11 Egli carica pure le nubi d'umidità, disperde lontano le nuvole che portano i suoi lampi
12 ed esse, da lui guidate, vanno vagando nei lor giri per eseguir quanto ei loro comanda sopra la faccia di tutta la terra;
13 e le manda o come flagello, o come beneficio alla sua terra, o come prova della sua bontà.
14 Porgi l'orecchio a questo, o Giobbe; fermati, e considera le maraviglie di Dio!
15 Sai tu come Iddio le diriga e faccia guizzare il lampo dalle sue nubi?
16 Conosci tu l'equilibrio delle nuvole, le maraviglie di colui la cui scienza è perfetta?
17 Sai tu come mai gli abiti tuoi sono caldi quando la terra s'assopisce sotto il soffio dello scirocco?
18 Puoi tu, come lui, distendere i cieli e farli solidi come uno specchio di metallo?
19 Insegnaci tu che dirgli! Nelle tenebre nostre, noi non abbiam parole.
20 Gli si annunzierà forse ch'io voglio parlare? Ma chi mai può bramare d'essere inghiottito?
21 Nessuno può fissare il sole che sfolgora ne' cieli quando v'è passato il vento a renderli tersi.
22 Dal settentrione viene l'oro; ma Dio è circondato da una maestà terribile;
23 l'Onnipotente noi non lo possiam scoprire. Egli è grande in forza, in equità, in perfetta giustizia; egli non opprime alcuno.
24 Perciò gli uomini lo temono; ei non degna d'uno sguardo chi si presume savio".
XXVI.
LA PREROGATIVA DIVINA
Giobbe 35:1 ; Giobbe 36:1 ; Giobbe 37:1
Dopo una lunga digressione, Eliu torna a considerare l'affermazione attribuita a Giobbe: "Non giova all'uomo che si diletta con Dio". Giobbe 34:9 Questo egli lo afferrò per significare che l'Onnipotente è ingiusto, e l'accusa è stata trattata. Ora riprende la questione della utilità della religione.
"Credi che questo sia nel tuo diritto, e lo chiami 'Mia giusta causa davanti a Dio', che chiedi quale vantaggio è per te, e 'Quale profitto ho più che se avessi peccato'?"
In una delle sue risposte Giobbe, parlando dei malvagi, li rappresentò dicendo: "Che cos'è l'Onnipotente perché lo serviamo? E quale profitto dovremmo avere se lo preghiamo?". Giobbe 21:15 Poi aggiunse: "Il consiglio degli empi sia lontano da me". Giobbe è ora dichiarato della stessa opinione dei malvagi che ha condannato.
L'uomo che più volte si appellava a Dio per il giudizio dei suoi amici, che trovava consolazione nel pensiero che la sua testimonianza era in cielo, che, quando era disprezzato, cercava Dio piangendo e sperava contro ogni speranza nella sua redenzione, è accusato con holding, fede e religione di nessun vantaggio. È incomprensione o con il design l'accusa è fatta? Giobbe, in effetti, a volte sembrava negare il profitto della religione, ma solo quando la falsa teologia dei suoi amici lo spingeva a un falso giudizio.
La sua vera convinzione era giusta. Una volta Elifaz fece la stessa accusa e si perse nel tentativo di dimostrarlo. Elihu non ha nuove prove e anche lui cade in errore.

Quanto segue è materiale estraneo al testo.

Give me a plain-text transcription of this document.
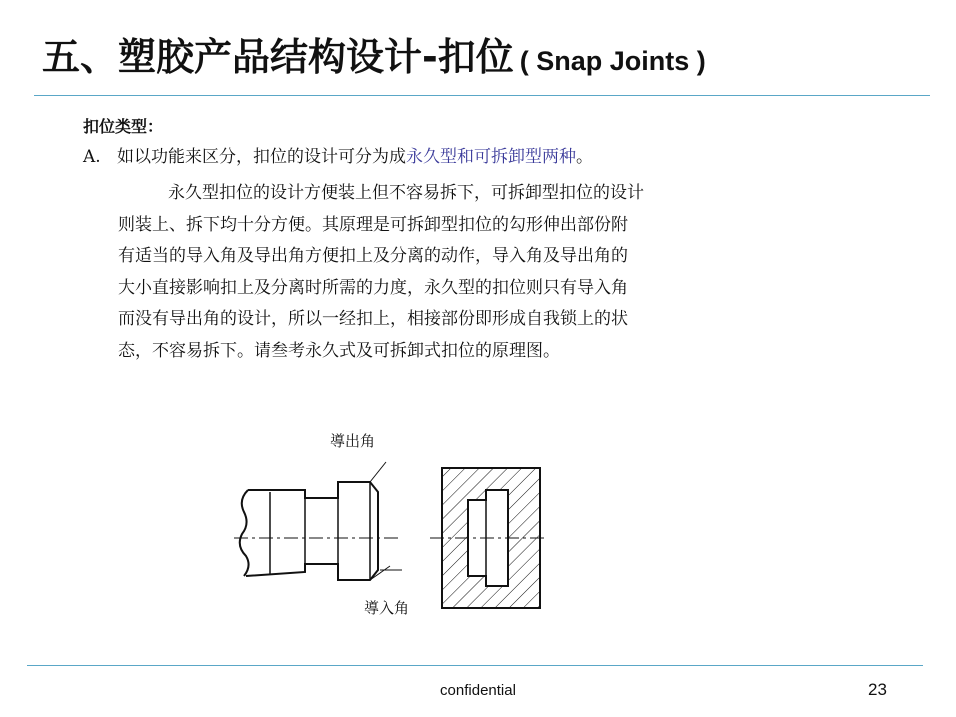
五、塑胶产品结构设计-扣位 ( Snap Joints )
扣位类型：
A. 如以功能来区分，扣位的设计可分为成永久型和可拆卸型两种。
永久型扣位的设计方便装上但不容易拆下，可拆卸型扣位的设计
则装上、拆下均十分方便。其原理是可拆卸型扣位的勾形伸出部份附
有适当的导入角及导出角方便扣上及分离的动作，导入角及导出角的
大小直接影响扣上及分离时所需的力度，永久型的扣位则只有导入角
而没有导出角的设计，所以一经扣上，相接部份即形成自我锁上的状
态，不容易拆下。请叁考永久式及可拆卸式扣位的原理图。
導出角
導入角
confidential	23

Egli confonde l'accusa originale contro Giobbe con un'altra, e fa un'offesa a ciò che l'intera portata del poema e il nostro senso del diritto giustificano completamente.
"Guarda il cielo e vedi,
E guarda le nuvole che sono più alte di te.
Se pecchi, cosa fai contro di lui?
O se le tue trasgressioni si moltiplicano, che cosa gli fai?
Se sei giusto, che cosa gli dai?
O che cosa riceve dalle tue mani?"
Elihu sta effettivamente dimostrando, non che Giobbe si aspetti troppo poco dalla religione e non vi trovi alcun profitto, ma che si aspetta troppo. Ansioso di condannare, dimostrerà che l'uomo non ha il diritto di far dipendere la sua fede dalla cura di Dio per la sua integrità. Il prologo mostrava l'Onnipotente soddisfatto della fedeltà del suo servo. Questo, dice Elihu, è un errore.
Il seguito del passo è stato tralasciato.